Я немедленно ощущаю, что хитрость работает. Я все еще хочу пить, но хорошо дышу и не чувствую и десятой доли той сухости, из-за которой выхлебал столько воды. Это может мне помочь сохранить остатки запаса.
На второй миле моего похода, в 13:09, я подхожу к слиянию каньонов Блю-Джон и Хорсшу и, не снижая скорости, поворачиваю налево по направлению к Большой галерее. Однако еще через пять минут в моей левой кроссовке накапливается столько песка, что я решаю остановиться и вытряхнуть его. Я уже натер ступню до ссадины, боль становится нестерпимой. Моей левой ноге гораздо хуже, чем правой, потому что левый носок я превратил в лохмотья, когда натягивал его на каменную кувалду, чтобы долбить валун. Снять обувь и вытряхнуть песок — это самое простое. Я все еще не умею завязывать шнурки, поэтому сильно затягиваю их и засовываю свободные концы в кроссовку, рядом с голой ногой. Терпимо. С этого момента я шагаю очень осторожно, избегая песка, — и идти так легче, и ноги берегу.

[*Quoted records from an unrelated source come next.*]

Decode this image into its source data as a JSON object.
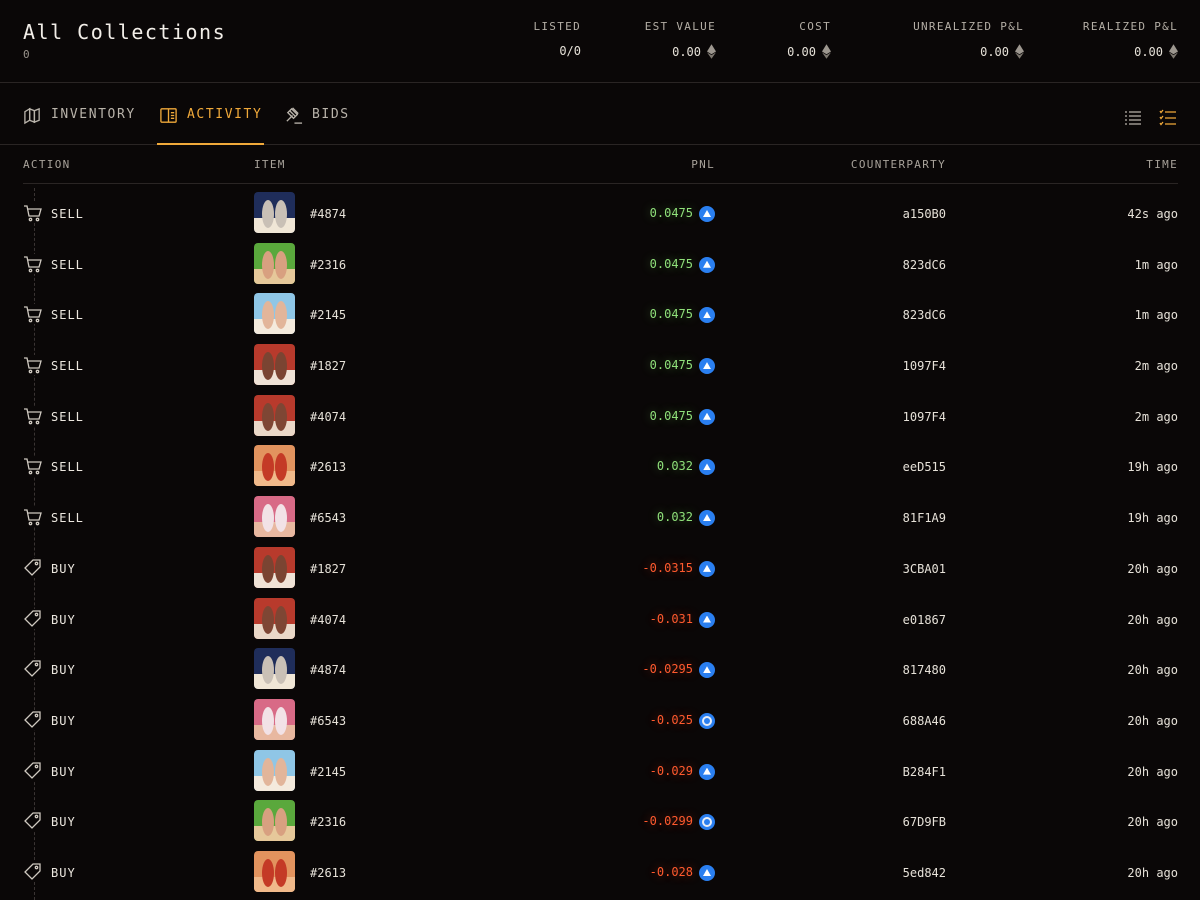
{
  "header": {
    "title": "All Collections",
    "subtitle": "0",
    "stats": [
      {
        "label": "LISTED",
        "value": "0/0",
        "eth": false
      },
      {
        "label": "EST VALUE",
        "value": "0.00",
        "eth": true
      },
      {
        "label": "COST",
        "value": "0.00",
        "eth": true
      },
      {
        "label": "UNREALIZED P&L",
        "value": "0.00",
        "eth": true
      },
      {
        "label": "REALIZED P&L",
        "value": "0.00",
        "eth": true
      }
    ]
  },
  "tabs": [
    {
      "label": "INVENTORY",
      "icon": "inventory-icon",
      "active": false
    },
    {
      "label": "ACTIVITY",
      "icon": "activity-icon",
      "active": true
    },
    {
      "label": "BIDS",
      "icon": "gavel-icon",
      "active": false
    }
  ],
  "table": {
    "columns": {
      "action": "ACTION",
      "item": "ITEM",
      "pnl": "PNL",
      "counterparty": "COUNTERPARTY",
      "time": "TIME"
    },
    "rows": [
      {
        "action": "SELL",
        "item": "#4874",
        "pnl": "0.0475",
        "market": "blur",
        "counterparty": "a150B0",
        "time": "42s ago",
        "thumb": [
          "#1f2d5a",
          "#c9c0b6",
          "#f0e6d6"
        ]
      },
      {
        "action": "SELL",
        "item": "#2316",
        "pnl": "0.0475",
        "market": "blur",
        "counterparty": "823dC6",
        "time": "1m ago",
        "thumb": [
          "#5aa83c",
          "#d8a080",
          "#e6c89a"
        ]
      },
      {
        "action": "SELL",
        "item": "#2145",
        "pnl": "0.0475",
        "market": "blur",
        "counterparty": "823dC6",
        "time": "1m ago",
        "thumb": [
          "#8fc6e6",
          "#e2b59a",
          "#f4eadd"
        ]
      },
      {
        "action": "SELL",
        "item": "#1827",
        "pnl": "0.0475",
        "market": "blur",
        "counterparty": "1097F4",
        "time": "2m ago",
        "thumb": [
          "#b83a2c",
          "#7a4432",
          "#efe2d6"
        ]
      },
      {
        "action": "SELL",
        "item": "#4074",
        "pnl": "0.0475",
        "market": "blur",
        "counterparty": "1097F4",
        "time": "2m ago",
        "thumb": [
          "#b83a2c",
          "#7e4634",
          "#ead8c8"
        ]
      },
      {
        "action": "SELL",
        "item": "#2613",
        "pnl": "0.032",
        "market": "blur",
        "counterparty": "eeD515",
        "time": "19h ago",
        "thumb": [
          "#e2935e",
          "#c43a26",
          "#f0b98a"
        ]
      },
      {
        "action": "SELL",
        "item": "#6543",
        "pnl": "0.032",
        "market": "blur",
        "counterparty": "81F1A9",
        "time": "19h ago",
        "thumb": [
          "#d86a86",
          "#f2e2e6",
          "#e8b8a0"
        ]
      },
      {
        "action": "BUY",
        "item": "#1827",
        "pnl": "-0.0315",
        "market": "blur",
        "counterparty": "3CBA01",
        "time": "20h ago",
        "thumb": [
          "#b83a2c",
          "#7a4432",
          "#efe2d6"
        ]
      },
      {
        "action": "BUY",
        "item": "#4074",
        "pnl": "-0.031",
        "market": "blur",
        "counterparty": "e01867",
        "time": "20h ago",
        "thumb": [
          "#b83a2c",
          "#7e4634",
          "#ead8c8"
        ]
      },
      {
        "action": "BUY",
        "item": "#4874",
        "pnl": "-0.0295",
        "market": "blur",
        "counterparty": "817480",
        "time": "20h ago",
        "thumb": [
          "#1f2d5a",
          "#c9c0b6",
          "#f0e6d6"
        ]
      },
      {
        "action": "BUY",
        "item": "#6543",
        "pnl": "-0.025",
        "market": "opensea",
        "counterparty": "688A46",
        "time": "20h ago",
        "thumb": [
          "#d86a86",
          "#f2e2e6",
          "#e8b8a0"
        ]
      },
      {
        "action": "BUY",
        "item": "#2145",
        "pnl": "-0.029",
        "market": "blur",
        "counterparty": "B284F1",
        "time": "20h ago",
        "thumb": [
          "#8fc6e6",
          "#e2b59a",
          "#f4eadd"
        ]
      },
      {
        "action": "BUY",
        "item": "#2316",
        "pnl": "-0.0299",
        "market": "opensea",
        "counterparty": "67D9FB",
        "time": "20h ago",
        "thumb": [
          "#5aa83c",
          "#d8a080",
          "#e6c89a"
        ]
      },
      {
        "action": "BUY",
        "item": "#2613",
        "pnl": "-0.028",
        "market": "blur",
        "counterparty": "5ed842",
        "time": "20h ago",
        "thumb": [
          "#e2935e",
          "#c43a26",
          "#f0b98a"
        ]
      }
    ]
  },
  "colors": {
    "accent": "#f0a93a",
    "positive": "#8fe07a",
    "negative": "#ff5a2e",
    "background": "#0a0707"
  }
}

Пройдя две с половиной мили, наталкиваюсь на заграждение из колючей проволоки, висящее поперек промоины на толстых тросах, уходящих в скалу по обе стороны от русла. Это, должно быть, граница национального парка, думаю я, когда ныряю в дыру в середине изгороди, где доски расшатаны. Как только я попадаю на территорию каньона Хорсшу в Каньонлендс, кишки опять вопят, сфинктер сжимается. Я бросаюсь к подходящему месту в тени другой полки, где можно прислониться к стене и опорожнить внутренности. Диарея не сравнится с потерей крови по опасности для жизни, но, если она будет продолжаться, риск обезвоживания растет. Второй раунд закончен, я подтягиваю свои клетчатые боксеры и шорты и иду дальше. Трюк с водой помогает мне идти довольно бодро, минимизируя затраты. Я глотаю каждые пять или десять минут, но хорошая новость в том, что в бутылке у меня осталось еще пол-литра.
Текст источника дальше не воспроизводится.